Funding such gaps in research is likely to be one of the biggest bottlenecks. Convincing countries to find even more money when they are still suffering from the economic recession will not be easy. But more money is undoubtedly needed.

"To achieve the health MDGs in the 49 lowest-income countries alone, we must invest an additional $26 billion in 2011 — by next year — and build to an additional $42 billion in 2015," says Ban Ki-moon.

National strategies that link research into diseases that coexist in the same patient, such as HIV and tuberculosis, rather than letting them run on parallel lines, could offer more effective ways of tackling both diseases. Integrating individual disease programmes into approaches to strengthen health systems will also be vital given the limited funding available.

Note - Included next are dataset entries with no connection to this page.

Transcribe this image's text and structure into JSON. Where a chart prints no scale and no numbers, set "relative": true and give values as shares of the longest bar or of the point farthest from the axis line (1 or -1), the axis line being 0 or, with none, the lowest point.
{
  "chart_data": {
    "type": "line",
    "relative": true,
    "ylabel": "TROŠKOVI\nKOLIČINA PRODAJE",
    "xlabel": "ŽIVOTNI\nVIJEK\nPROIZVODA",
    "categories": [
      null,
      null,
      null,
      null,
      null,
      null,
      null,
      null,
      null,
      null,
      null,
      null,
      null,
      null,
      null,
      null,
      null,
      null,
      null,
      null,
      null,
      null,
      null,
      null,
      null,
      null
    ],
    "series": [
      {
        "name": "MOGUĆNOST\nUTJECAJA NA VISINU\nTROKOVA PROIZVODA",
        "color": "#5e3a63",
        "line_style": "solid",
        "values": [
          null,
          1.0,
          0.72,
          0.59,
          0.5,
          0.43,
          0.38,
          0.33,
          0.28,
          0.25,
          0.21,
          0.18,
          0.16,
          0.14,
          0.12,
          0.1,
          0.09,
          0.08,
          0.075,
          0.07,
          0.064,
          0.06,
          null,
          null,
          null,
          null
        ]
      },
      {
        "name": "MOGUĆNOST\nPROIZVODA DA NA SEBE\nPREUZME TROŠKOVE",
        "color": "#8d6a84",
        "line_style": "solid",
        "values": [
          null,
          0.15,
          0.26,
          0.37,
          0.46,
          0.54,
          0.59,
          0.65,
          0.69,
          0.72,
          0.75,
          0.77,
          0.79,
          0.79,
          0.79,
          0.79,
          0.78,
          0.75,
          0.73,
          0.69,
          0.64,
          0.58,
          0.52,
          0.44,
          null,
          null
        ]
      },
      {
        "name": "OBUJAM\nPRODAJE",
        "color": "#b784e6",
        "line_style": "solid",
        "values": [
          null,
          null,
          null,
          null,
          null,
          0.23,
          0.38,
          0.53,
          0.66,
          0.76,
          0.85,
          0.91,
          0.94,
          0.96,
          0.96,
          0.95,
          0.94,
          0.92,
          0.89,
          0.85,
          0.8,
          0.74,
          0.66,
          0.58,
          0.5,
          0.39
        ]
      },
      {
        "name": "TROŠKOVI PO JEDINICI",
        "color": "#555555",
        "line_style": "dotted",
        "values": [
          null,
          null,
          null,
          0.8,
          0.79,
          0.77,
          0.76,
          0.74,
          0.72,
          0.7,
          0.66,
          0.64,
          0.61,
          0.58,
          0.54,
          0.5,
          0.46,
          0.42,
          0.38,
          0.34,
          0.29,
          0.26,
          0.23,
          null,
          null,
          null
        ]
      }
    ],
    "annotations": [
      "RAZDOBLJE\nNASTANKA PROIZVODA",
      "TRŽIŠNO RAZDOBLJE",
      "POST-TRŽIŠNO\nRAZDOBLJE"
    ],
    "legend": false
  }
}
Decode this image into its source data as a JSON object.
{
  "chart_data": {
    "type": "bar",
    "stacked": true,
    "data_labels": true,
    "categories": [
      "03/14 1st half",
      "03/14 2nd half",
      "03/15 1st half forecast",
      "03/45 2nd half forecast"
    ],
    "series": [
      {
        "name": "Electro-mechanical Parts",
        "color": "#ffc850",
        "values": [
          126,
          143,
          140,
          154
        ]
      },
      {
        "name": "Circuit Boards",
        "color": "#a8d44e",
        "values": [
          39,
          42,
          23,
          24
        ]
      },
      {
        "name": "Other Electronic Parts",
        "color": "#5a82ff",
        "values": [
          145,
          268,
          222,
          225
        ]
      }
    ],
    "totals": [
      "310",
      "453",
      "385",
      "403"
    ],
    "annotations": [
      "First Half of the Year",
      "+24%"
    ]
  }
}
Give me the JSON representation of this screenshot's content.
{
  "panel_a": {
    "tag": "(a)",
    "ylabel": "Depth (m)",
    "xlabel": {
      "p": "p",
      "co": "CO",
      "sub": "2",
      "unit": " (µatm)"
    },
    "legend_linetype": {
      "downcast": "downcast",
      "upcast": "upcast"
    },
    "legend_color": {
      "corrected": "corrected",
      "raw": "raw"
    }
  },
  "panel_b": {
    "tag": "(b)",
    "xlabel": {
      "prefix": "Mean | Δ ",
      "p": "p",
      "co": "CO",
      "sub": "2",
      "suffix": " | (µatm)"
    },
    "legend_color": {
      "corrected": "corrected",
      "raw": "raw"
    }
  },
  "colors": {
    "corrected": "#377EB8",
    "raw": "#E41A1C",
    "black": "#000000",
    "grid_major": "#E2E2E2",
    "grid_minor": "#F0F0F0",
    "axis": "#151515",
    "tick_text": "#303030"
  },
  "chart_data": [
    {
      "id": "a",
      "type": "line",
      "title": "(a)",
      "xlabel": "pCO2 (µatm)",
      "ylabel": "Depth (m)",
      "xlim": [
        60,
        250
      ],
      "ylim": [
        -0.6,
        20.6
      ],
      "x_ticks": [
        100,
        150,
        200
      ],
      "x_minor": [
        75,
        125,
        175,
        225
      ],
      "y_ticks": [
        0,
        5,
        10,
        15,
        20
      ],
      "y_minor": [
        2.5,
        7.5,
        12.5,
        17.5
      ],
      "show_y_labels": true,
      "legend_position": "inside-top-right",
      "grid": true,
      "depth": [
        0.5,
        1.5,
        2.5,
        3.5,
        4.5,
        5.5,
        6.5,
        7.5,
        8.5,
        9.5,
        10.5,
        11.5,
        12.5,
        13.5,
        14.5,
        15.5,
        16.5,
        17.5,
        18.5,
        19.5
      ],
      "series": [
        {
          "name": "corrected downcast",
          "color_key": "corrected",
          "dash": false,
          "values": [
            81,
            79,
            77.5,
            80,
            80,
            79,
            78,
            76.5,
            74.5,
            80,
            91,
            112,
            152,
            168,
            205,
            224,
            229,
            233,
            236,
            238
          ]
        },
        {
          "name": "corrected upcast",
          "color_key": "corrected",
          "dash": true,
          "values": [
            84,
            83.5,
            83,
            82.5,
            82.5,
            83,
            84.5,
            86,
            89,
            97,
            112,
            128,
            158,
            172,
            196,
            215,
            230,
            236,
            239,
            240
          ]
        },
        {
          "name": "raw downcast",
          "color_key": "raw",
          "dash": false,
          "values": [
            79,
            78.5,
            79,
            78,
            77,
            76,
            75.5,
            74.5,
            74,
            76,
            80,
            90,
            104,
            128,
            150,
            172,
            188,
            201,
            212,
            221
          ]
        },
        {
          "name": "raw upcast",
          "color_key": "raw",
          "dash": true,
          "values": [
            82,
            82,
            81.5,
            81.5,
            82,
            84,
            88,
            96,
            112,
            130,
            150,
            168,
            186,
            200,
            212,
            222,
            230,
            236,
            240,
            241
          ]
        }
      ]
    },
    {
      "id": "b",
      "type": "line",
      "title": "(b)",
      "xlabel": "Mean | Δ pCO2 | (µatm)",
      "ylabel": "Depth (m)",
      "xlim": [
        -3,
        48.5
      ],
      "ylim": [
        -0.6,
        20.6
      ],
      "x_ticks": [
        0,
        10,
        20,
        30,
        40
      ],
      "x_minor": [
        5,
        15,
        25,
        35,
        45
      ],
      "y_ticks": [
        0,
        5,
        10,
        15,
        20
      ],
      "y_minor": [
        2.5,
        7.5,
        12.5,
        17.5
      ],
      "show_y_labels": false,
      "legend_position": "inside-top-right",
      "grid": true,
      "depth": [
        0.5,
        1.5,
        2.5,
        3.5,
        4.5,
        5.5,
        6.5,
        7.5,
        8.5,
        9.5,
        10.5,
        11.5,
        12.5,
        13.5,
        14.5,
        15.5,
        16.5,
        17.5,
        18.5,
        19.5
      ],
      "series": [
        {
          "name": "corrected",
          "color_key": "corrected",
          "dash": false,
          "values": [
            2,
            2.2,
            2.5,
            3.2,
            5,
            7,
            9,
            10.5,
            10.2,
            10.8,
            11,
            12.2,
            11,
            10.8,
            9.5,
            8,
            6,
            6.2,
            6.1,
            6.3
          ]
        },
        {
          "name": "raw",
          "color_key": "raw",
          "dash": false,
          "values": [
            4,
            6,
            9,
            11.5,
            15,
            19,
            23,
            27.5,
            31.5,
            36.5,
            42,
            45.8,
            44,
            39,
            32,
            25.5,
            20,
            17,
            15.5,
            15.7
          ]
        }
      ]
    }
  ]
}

The MDGs were too ambitious to ever be achievable, but they have created an unprecedented worldwide impetus to improve the health of the poor. For many developing nations, meeting the goals even partly will have enormous benefits.

Now is the ideal opportunity for developing countries to identify gaps in research. They can then better align their research priorities with their health needs — and indeed their broad development goals — over the next five years as the deadline for achieving the MDGs draws closer.

 

Journalist Priya Shetty specialises in developing world issues including health, climate change and human rights. She writes a blog, Science Safari, on these issues. She has worked as a news editor at New Scientist, assistant editor at The Lancet, and commissioning editor at SciDev.Net.